I really enjoyed watching this yesterday on the BBC and the Demos blog has a very good summary of the programme.

According to Julia Margo, Director of Research at Demos, “Age is to the C21st what social class was to the C20th. It’s one of the major fault lines in our society”. She appeared on the BBC’s History of Now: The Story of the Noughties on Tuesday night, delivering a bleak picture of the gap between where young people in their teens and early twenties thought they would be, and where they found themselves at thirty.

With the recession hitting young graduates hardest, this disparity will probably amplify. It’s a bitter pill for the children of the good-time ‘baby boomers’ who enjoyed an expansion in university education – bolstered by grants – adding to the growing of the middle class. Their degrees counted for something and they entered jobs and finished them with final salary pensions. They rode the wave of the property boom and are now enjoying living their retirement to the full, spending their cash on foreign travels and grown-up gadgets with a grown-up price tag.

The programme was critical of the baby boomers and their quest to be the Peter Pan generation, refusing to let go of youth culture by adopting gadgets like the micro scooter and clinging on their teenage rock heros with paying through the nose to see them at the O2 arena. On the other hand, Generation Y are struggling to get jobs and loaded down with student debt. They will be in their thirties before they are even able to get on the property ladder, let alone think about having children.

The Guardian’s Economics Editor Larry Elliott commented “If you think about what’s happened to young people … it is somewhat surprising I think that young people aren’t angrier than they are about this.”

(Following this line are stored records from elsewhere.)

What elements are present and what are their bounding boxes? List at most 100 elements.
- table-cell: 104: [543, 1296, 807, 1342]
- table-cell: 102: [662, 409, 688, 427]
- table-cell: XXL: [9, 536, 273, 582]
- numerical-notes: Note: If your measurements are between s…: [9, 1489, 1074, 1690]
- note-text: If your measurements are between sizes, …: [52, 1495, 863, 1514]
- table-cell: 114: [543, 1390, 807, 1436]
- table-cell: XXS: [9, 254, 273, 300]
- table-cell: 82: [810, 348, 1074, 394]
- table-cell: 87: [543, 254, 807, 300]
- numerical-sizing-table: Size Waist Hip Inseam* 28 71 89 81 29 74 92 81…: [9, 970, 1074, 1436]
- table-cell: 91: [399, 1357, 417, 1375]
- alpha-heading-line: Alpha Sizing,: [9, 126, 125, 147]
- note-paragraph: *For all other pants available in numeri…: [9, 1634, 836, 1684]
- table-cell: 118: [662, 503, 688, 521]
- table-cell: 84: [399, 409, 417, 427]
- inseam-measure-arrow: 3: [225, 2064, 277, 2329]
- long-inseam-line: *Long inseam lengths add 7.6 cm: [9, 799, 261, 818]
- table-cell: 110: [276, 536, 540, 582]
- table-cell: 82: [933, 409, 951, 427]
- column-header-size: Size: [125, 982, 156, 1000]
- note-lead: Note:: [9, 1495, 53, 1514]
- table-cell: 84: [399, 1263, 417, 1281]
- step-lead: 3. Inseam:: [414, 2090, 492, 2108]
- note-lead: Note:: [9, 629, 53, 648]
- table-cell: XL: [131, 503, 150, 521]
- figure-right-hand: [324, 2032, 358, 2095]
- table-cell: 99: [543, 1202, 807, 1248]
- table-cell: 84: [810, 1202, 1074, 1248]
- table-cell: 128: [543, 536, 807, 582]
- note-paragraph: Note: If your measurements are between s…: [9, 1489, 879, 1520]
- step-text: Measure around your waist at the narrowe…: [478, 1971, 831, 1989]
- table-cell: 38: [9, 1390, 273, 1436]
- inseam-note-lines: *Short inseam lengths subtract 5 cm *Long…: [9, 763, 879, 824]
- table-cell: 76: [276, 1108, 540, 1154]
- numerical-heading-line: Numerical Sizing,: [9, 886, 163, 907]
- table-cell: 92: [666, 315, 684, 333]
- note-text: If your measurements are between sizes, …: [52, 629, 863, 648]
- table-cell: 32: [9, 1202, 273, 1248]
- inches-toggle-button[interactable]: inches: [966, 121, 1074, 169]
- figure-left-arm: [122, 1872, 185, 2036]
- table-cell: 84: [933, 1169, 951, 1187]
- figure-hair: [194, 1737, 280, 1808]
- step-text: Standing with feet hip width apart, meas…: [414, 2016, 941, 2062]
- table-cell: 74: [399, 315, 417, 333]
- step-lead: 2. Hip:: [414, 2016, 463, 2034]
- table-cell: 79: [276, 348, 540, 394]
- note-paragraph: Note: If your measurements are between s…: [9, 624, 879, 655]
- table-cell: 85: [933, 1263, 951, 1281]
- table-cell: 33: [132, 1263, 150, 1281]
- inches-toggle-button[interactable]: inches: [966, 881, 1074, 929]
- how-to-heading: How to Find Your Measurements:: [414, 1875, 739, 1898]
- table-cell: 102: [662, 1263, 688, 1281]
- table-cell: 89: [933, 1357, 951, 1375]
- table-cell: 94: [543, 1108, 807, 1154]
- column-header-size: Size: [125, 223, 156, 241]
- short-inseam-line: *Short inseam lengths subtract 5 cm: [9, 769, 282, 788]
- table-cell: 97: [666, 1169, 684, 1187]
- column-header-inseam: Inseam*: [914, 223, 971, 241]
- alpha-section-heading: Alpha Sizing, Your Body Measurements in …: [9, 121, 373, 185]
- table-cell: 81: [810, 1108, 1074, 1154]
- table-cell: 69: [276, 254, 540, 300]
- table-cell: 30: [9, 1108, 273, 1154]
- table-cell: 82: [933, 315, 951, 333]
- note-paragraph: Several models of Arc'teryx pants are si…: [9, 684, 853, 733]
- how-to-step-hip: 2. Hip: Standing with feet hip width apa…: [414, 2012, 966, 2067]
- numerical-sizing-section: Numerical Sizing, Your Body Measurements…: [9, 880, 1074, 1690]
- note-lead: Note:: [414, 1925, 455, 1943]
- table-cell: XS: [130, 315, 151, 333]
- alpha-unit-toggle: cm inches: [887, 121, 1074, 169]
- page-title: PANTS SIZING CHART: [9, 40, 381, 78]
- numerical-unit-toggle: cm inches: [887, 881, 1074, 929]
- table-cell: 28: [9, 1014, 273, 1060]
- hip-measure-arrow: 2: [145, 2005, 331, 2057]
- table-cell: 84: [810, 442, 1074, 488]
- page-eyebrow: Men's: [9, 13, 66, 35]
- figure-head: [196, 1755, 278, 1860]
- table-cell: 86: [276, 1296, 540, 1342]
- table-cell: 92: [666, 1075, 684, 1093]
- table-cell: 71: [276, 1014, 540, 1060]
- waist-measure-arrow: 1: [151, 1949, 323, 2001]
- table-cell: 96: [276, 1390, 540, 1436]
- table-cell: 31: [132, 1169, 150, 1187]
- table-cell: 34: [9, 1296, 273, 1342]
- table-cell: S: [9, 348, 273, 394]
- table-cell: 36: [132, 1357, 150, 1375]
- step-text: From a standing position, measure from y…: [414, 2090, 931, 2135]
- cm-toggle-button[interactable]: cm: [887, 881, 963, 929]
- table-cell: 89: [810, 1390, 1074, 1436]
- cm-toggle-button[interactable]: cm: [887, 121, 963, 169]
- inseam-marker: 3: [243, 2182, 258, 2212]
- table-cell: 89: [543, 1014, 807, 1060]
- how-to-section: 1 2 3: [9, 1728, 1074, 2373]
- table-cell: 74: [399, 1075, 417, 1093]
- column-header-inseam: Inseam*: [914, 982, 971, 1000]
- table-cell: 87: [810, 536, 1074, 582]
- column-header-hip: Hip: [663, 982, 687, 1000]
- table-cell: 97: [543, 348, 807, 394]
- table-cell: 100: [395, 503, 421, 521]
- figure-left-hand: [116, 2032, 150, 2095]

And here the contradiction lies: society is critical of older generations for being ‘middle youths’ but critical of the recession-hit younger generations for not wanting, or not being able, to follow in their footsteps. It’s a mark of maturity that younger generations aren’t having a tantrum over their lost ‘entitlements’. So perhaps as well as the age divide, a History of Now has shown an attitude divide – between generations that never want to grow up, and generations that are forced to do so.